Monday, January 16, 2012

Twenty-Four Challenges & Twenty-Four Answers

Recently, while learning with my chavrusa (t/y Torah Mates), we looked up the famous story of the Talmudic sages Rav Yochanan and Reish Lakish (בבא מציעא פ"ד ע"א). The story is one of the most tragic and difficult stories found in the Talmud, and needs careful study to properly understand. In the course of reviewing the story, I was struck by a new insight. 

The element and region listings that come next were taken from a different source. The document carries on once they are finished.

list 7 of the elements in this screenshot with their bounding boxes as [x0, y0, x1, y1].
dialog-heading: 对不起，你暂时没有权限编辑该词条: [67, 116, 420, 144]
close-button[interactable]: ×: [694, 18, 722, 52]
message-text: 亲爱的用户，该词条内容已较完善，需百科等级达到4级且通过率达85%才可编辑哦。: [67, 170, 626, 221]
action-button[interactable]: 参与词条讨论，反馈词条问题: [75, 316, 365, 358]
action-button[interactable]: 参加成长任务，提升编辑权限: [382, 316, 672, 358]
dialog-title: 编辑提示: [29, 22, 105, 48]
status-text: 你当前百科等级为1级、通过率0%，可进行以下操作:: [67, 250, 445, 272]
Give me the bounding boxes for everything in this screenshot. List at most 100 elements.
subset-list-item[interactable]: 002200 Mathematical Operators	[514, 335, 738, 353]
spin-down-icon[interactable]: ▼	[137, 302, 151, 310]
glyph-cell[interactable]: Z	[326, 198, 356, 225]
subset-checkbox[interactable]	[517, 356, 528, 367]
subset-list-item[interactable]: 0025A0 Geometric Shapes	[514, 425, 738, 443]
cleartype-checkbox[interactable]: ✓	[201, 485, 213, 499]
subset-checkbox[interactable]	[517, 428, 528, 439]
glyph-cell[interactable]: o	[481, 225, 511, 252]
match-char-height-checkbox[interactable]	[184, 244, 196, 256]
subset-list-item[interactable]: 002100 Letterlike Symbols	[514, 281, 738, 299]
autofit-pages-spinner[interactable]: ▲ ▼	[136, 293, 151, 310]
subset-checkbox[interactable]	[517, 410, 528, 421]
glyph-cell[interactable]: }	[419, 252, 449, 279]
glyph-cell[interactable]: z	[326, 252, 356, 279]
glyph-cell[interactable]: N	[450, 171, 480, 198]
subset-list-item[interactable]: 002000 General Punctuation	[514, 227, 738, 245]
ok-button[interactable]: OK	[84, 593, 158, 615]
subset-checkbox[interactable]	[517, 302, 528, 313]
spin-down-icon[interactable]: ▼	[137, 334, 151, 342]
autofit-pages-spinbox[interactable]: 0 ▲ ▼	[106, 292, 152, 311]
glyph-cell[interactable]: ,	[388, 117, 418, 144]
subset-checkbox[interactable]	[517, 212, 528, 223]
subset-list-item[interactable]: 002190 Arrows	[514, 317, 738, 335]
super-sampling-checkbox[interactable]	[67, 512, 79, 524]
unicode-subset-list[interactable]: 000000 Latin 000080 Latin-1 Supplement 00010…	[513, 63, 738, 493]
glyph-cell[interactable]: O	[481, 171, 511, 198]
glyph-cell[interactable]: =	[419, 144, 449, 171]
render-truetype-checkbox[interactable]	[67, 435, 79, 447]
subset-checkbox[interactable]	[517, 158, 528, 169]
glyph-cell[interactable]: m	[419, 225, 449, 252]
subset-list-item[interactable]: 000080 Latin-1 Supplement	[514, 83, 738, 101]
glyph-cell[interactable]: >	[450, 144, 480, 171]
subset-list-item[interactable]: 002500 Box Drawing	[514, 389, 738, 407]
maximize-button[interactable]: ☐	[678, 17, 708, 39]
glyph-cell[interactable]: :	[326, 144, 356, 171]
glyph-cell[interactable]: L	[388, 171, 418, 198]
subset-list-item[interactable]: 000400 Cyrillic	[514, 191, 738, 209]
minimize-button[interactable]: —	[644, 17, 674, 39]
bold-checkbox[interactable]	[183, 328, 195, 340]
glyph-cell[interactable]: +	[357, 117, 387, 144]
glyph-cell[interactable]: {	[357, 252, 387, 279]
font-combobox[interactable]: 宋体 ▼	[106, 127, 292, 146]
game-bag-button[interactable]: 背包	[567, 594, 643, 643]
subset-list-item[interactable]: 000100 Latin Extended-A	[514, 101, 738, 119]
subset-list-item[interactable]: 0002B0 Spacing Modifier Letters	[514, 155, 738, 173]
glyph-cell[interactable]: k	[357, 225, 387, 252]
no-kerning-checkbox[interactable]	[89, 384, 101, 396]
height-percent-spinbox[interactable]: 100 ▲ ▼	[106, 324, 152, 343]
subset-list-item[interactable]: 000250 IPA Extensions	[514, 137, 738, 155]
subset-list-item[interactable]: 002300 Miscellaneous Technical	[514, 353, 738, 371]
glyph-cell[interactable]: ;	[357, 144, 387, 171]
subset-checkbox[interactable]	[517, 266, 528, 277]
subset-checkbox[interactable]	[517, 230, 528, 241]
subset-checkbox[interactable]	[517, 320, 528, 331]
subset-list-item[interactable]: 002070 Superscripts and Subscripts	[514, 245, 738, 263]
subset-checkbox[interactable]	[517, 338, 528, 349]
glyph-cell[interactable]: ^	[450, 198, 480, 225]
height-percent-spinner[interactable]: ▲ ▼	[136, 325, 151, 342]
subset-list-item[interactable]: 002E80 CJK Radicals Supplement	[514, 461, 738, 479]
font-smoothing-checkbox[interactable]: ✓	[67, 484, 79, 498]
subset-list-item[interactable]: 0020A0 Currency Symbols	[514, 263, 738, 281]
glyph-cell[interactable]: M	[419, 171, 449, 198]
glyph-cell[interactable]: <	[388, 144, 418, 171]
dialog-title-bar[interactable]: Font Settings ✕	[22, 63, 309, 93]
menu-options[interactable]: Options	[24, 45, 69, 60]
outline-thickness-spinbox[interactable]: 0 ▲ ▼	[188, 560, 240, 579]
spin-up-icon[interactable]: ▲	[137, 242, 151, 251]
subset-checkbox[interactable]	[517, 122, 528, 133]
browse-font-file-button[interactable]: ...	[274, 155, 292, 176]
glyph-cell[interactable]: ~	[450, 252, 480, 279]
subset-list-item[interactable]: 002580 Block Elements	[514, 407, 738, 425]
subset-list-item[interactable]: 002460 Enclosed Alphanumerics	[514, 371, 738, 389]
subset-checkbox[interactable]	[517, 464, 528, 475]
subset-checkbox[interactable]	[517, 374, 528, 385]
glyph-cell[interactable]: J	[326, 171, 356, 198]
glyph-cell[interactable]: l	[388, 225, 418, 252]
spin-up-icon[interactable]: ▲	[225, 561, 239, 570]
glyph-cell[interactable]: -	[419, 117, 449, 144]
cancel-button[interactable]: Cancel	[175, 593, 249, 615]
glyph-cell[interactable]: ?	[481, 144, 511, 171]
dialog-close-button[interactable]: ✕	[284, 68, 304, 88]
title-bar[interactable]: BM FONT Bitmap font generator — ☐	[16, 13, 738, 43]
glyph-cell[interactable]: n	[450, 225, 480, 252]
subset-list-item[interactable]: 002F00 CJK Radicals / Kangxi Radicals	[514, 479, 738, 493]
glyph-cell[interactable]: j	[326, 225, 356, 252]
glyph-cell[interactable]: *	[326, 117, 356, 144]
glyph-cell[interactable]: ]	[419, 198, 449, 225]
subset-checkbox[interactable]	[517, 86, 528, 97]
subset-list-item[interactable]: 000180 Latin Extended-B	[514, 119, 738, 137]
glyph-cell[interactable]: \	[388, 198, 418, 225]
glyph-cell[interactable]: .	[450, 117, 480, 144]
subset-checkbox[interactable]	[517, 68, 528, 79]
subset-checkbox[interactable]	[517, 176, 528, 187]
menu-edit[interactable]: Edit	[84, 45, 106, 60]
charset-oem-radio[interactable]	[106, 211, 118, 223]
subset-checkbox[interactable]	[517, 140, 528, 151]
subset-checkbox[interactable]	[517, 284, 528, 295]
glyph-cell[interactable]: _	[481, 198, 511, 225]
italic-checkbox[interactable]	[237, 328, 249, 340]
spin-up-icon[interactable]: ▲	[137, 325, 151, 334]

At one point, the story tells how, after the death of his close disciple, friend, and brother-in-law, Reish Lakish, Rav Yochanan suffered terribly. In an attempt to comfort Rav Yochanan, the sage, Rabbi Elazar ben Pedas, came to sit as a disciple before Rav Yochanan as a replacement for Reish Lakish. For every statement of Rav Yochanan, Rabbi Elazar ben Pedas would bring support from earlier sources. Rav Yochanan then said to him, "Are you like ben Lakish? On every thing I said, he would challenge me with twenty-four difficulties, and I would answer with twenty-four answers, and in this manner the teaching would be expanded. And you bring me proof? Do I not know that I am correct?"

What struck me for the first time in my recent review of this story was Rav Yochanan's statement that for Reish Lakish's twenty-four questions, he had to give twenty-four answers. Usually, when, in studying a Talmudic sugya (topic), we find ourselves with several difficulties, the likelihood is that most, if not all, of the difficulties are based upon one or two basic errors that we made in our study. While they may go unnoticed initially, as the sugya progresses, the difficulties caused by these errors begin to snowball, and at the end we find ourselves with a whole series of problems. A more experienced scholar will often be able resolve most of our difficulties by simply pointing out the basic error we made early on in the sugya

Moreover, while he may not be able to resolve the difficulty on his own, a highly competent student will usually be able to work his questions back to their underlying premises and recognize where the core difficulty lies. Such a student will ask fewer questions, but his questions will be much more focused and productive.

If R' Yochanan had only said that Reish Lakish would ask twenty-four questions, this could have meant nothing more than that Reish Lakish had difficulty following R' Yochanan's teachings and was therefore always left with numerous questions. However, when R' Yochanan says that each of the twenty-four questions required a separate answer, this indicates that every single question was fundamentally distinct. Reish Lakish had thoroughly analyzed the teaching, and had located twenty-four separate problem areas, each of which had to be dealt with on its own.

The more I think about this, the more it amazes me.

1 comment:

oliver g. holmes said...

true.

see maharsah that the original statement plus the 2 x 24 q's & a's = the 49 'faces' of the torah.